If you constantly feel overwhelmed and that you can’t cope and you are not sleeping, these are early warning signs that help is needed. For some people, work-related coaching can help them deal with the source of the stress. This may include improving public speaking skills, dealing with a difficult colleague, increasing work place confident or dealing with imposter syndrome.
What advice do you have for people struggling with work stress?
Seeking professional help can be transformational. I’ve helped clients to deal with some very challenging work situations that once dealt with have led to new careers or promotions.

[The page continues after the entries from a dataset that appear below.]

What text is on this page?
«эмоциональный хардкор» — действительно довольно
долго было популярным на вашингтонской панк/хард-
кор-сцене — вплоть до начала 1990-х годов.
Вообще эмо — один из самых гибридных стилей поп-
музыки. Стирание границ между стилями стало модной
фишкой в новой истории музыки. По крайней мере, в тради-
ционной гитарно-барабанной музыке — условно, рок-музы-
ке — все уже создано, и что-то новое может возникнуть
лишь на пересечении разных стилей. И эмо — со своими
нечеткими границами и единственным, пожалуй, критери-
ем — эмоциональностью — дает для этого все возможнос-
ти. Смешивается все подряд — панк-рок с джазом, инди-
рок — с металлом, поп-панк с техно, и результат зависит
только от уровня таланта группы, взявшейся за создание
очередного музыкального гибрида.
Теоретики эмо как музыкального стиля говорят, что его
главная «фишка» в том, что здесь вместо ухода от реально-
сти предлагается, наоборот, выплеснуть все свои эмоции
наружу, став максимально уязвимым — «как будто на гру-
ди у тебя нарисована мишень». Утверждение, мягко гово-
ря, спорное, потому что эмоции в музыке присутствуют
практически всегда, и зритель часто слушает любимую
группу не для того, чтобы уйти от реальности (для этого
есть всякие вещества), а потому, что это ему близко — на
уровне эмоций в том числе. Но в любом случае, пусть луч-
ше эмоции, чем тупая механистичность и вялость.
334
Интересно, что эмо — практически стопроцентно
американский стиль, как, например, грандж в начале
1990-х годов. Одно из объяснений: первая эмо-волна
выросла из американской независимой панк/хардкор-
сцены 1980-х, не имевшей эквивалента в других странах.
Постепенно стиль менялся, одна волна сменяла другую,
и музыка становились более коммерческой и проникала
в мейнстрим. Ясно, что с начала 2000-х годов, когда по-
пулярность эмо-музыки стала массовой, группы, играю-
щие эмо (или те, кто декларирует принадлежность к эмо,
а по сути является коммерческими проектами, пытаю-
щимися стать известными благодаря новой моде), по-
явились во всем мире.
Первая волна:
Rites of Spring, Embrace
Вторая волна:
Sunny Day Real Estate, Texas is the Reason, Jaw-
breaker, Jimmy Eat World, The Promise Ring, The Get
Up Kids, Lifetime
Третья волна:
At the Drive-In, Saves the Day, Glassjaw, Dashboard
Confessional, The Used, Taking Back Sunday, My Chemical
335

Seeking help gives clients a renewed energy that promotes productivity and efficiency that then helps them to continue to be successful in their career.
Work stress is often caused when a client does not have the confidence to manage with the demands of the job or when the demands of the job outweigh the client’s capacity. I help clients to understand and challenge their belief systems that are related to the lack of confidence. Also, it is important to understand how a client is dealing with demands at work and their related beliefs. We refer to this type of personalised intervention as high-intensity. It helps get to the root cause of any stress. However, there are some low-intensity steps that can keep stress at bay:
Take a lunch break and regular breaks. Take the breaks with purpose. Tune into how you are feeling and notice the stress, then tell yourself ‘I need a break’. Honour the break-time with minimised distractions, do something to energise yourself. It can be as simply as taking 3 energetic breaths. Drink plenty of water. Take your own lunch to work - make big quantities of food when you cook so that there is enough left over for lunch Set limits around checking emails. Have a switch off time. At a very minimum, this should be one hour before going to sleep. Make sure you make time for friends and family who make you laugh.
What is the difference between stress and anxiety?
People often use the terms stress and anxiety interchangeably. They both produce the ‘fight, flight or freeze’ responses. However, stress is a response to a perceived or real threat (e.g. I can’t cope). Stress is often short-term, whereas anxiety is more ongoing. It is isn’t always easy to identity what is the cause of the anxiety. People who are anxious tend to worry or have fears. Anxiety is often a reaction to stress.